A character vector or NULL. One or more filenames or glob patterns to download from remote_path on the submit node. Examples: "results.tar.gz", c("job.log", "job.err"), "*.tar.gz". When NULL, the function uses cluster_id and the job manifest to determine which files to download. Defaults to NULL.

cluster_id

A character string or NULL. The cluster ID returned by htc_submit(). When supplied without files, the function constructs the file list from the job manifest. When NULL, falls back to the most recently submitted cluster ID stored in the manifest. Defaults to NULL.

remote_path

A character string. The directory on the submit node where the files are located. Defaults to "~/". Should match the remote_path used in htc_upload() and htc_submit().

local_path

A character string. The local directory where downloaded files will be saved. Defaults to "." (current working directory).

config

A named list as returned by htc_config(). Must contain username and server. If NULL (the default), uses the session config set by htc_start(). If no session config is set, the function errors with instructions.

dry_run

Logical. If TRUE, prints the scp command that would be executed without running it. Defaults to FALSE.

verbose

Logical. If TRUE, prints progress messages. Defaults to FALSE.

Value

Called for its side effects. Returns invisible(NULL).

Details

When cluster_id is supplied without files, the function uses the job manifest built up by htc_gen_submit(), htc_gen_executable(), and htc_submit() to determine which files to download. For single-mode jobs, this includes the results tarball and the log, error, and output files. For multiple-mode jobs, the function reads the subset names from the manifest and constructs per-job tarball names and per-process log file patterns.

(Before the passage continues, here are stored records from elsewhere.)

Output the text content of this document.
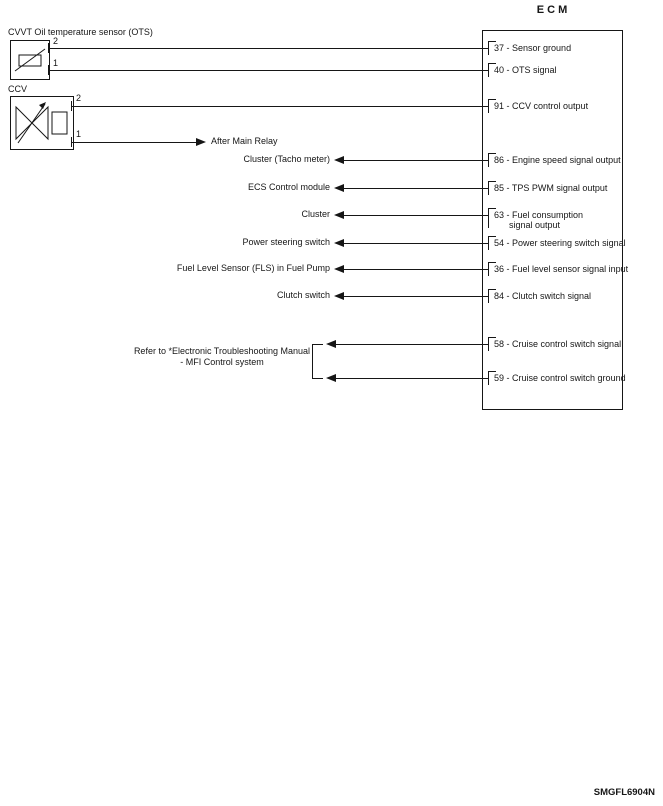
E C M
CVVT Oil temperature sensor (OTS)
2
1
CCV
2
1
After Main Relay
Cluster (Tacho meter)
ECS Control module
Cluster
Power steering switch
Fuel Level Sensor (FLS) in Fuel Pump
Clutch switch
Refer to *Electronic Troubleshooting Manual
- MFI Control system
37 - Sensor ground
40 - OTS signal
91 - CCV control output
86 - Engine speed signal output
85 - TPS PWM signal output
63 - Fuel consumption
signal output
54 - Power steering switch signal
36 - Fuel level sensor signal input
84 - Clutch switch signal
58 - Cruise control switch signal
59 - Cruise control switch ground
SMGFL6904N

Glob patterns such as "*.tar.gz" are supported when using the files argument and are evaluated on the remote server, not locally.

Automatic file resolution

When files is NULL, the function resolves the file list from the job manifest. The manifest is built automatically as you call htc_gen_submit(), htc_gen_executable(), and htc_submit() during the normal workflow. No extra steps are needed.

For a single-mode job:

  • The results tarball (e.g. "analysis-results.tar.gz")

  • Log files: "{cluster_id}-0-job.log", ".err", ".out"

For a multiple-mode job:

  • Per-subset tarballs (e.g. "adelie.csv-results.tar.gz")

  • Log files for each process: "{cluster_id}-{0,1,...}-job.log", etc.

Workflow

htc_download() is the final system-facing step in the submitr workflow. Call it after htc_status() confirms all jobs have completed.

# Automatic: uses the job manifest to determine what to download
htc_start()
htc_gen_submit(...)
htc_gen_executable(...)
htc_upload(...)
job <- htc_submit("analysis.sub")
htc_status(cluster_id = job, watch = TRUE)
htc_download()

Glob patterns

When using files directly, glob patterns are passed to the remote shell for evaluation so they match files on the submit node, not on your local machine. The pattern is single-quoted in the scp command to prevent local shell expansion.

SSH connection reuse

Each call to htc_download() opens a new SSH connection. If you have not configured ControlMaster in your ~/.ssh/config, this will trigger a Duo MFA prompt. Run htc_config() for setup guidance.

Examples

# \donttest{
# Preview the scp command without connecting to CHTC
cfg <- list(username = "netid", server = "ap2002.chtc.wisc.edu")
htc_download(files = "*.tar.gz", config = cfg, dry_run = TRUE)
#>  Dry run -- command that would be executed:
#>   `scp 'netid@ap2002.chtc.wisc.edu:~/*.tar.gz' .`
# }

if (FALSE) { # \dontrun{
# All remaining examples require a live CHTC connection

# Automatic download after a workflow
htc_start()
htc_gen_submit(...)
htc_gen_executable(...)
htc_upload(...)
job <- htc_submit("job.sub")
htc_status(cluster_id = job, watch = TRUE)
htc_download()

# Download by cluster ID
htc_download(cluster_id = "6590895")

# Download specific files using globs
htc_download(files = "*.tar.gz", local_path = "results/")

# Download logs only
htc_download(files = c("*.log", "*.err", "*.out"), local_path = "logs/")
} # }